Radiometric dating indicates that the earth is approximately how old
On the other hand, Sjøvold has indicated that traces of trabecular thickening have been observed in the area of the former metaphyseal plate.Could such a phenomenon be the down-side to a major shift in dietary emphasis in the period following the biblical Flood? look(ed) like one of our well-tanned (European) ancestors”.Any corpse found within a glacier is usually crushed or torn to bits; for example, the body of what is thought to be a Swiss mercenary from the sixteenth century was fragmented over a 100 m, and its mass is filled with convection currents, faults, subduction zones and rocks.How, then, could Similaun man have remained intact in situ for more than 5,000 years? ” These dates were produced independently at radiocarbon laboratories at the University of Uppsala (in Sweden) and Gif-sur-Yvette (Paris, France) respectively and at the request of the University of Innsbruck’s Botanical Institute.The preliminary results were released to the press by Professor Klaus Oeggl in December, 1991.Separate radiocarbon datings were produced for the corpse’s skin and bone at the behest of the University of Innsbruck’s Institute of Anatomy.

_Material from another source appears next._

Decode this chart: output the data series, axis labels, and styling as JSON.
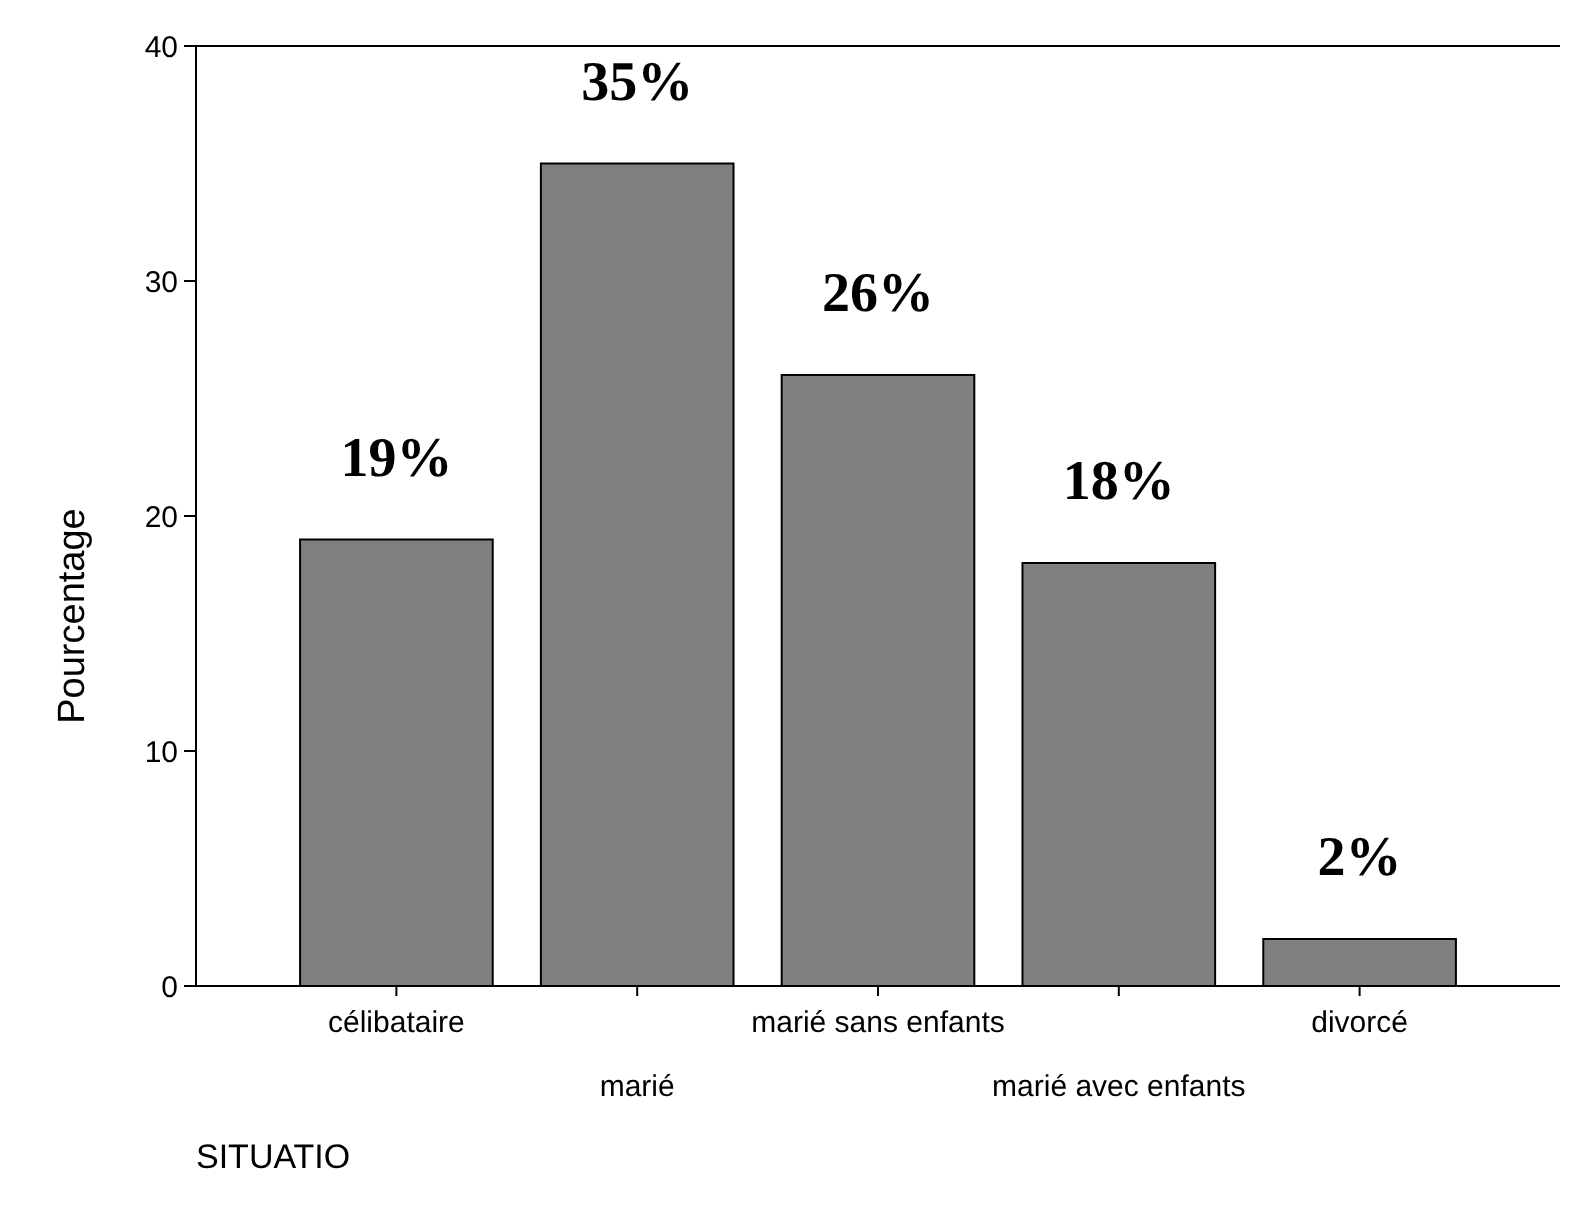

Nevertheless, the issue has been seemingly resolved, once for all, with the simultaneous announcement that separate studies of the Ice Man’s mt DNA have established Oetzi’s origins as being distinctly European.“We have no knowledge about the variability of the population from which he descended.Especially the examination of small, sometimes locally and closely neighbouring Late Neolithic populations shows that there are remarkable differences of types.” Whilst it was thought possible to draw some tentative conclusions from the skeletal (and tissue) remains, it remained to be seen whether sufficient non-degraded chromosomal DNA could be retrieved from Oetzi’s body to establish a definitive genetic relationship with living European populations.The calibrated results, released in February of the following year, ranged between 5,200 and 5,300 years BP and were carried out by radiocarbon laboratories at the Universities of Oxford (England) and Zurich (Switzerland).
The uncalibrated radiocarbon datings for the grass were subsequently modified/reworked (in January, 1992) to 4,450 ±75 (Uppsala) and 4,550 ±60 years BP; rendering them in close conformity with those for the corpse.
The corpse (see Figure 1) has subsequently become known by a variety of names, including: the Similaun Man, the prehistoric Tyrolean Ice Man, After the corpse had been airlifted by helicopter from the glacier to Innsbruck and then to the mortuary at the University of Innsbruck’s Institute of Forensic Medicine, a number of scientists expressed the belief that the corpse was unlikely to belong to an individual who died more than 500 years ago.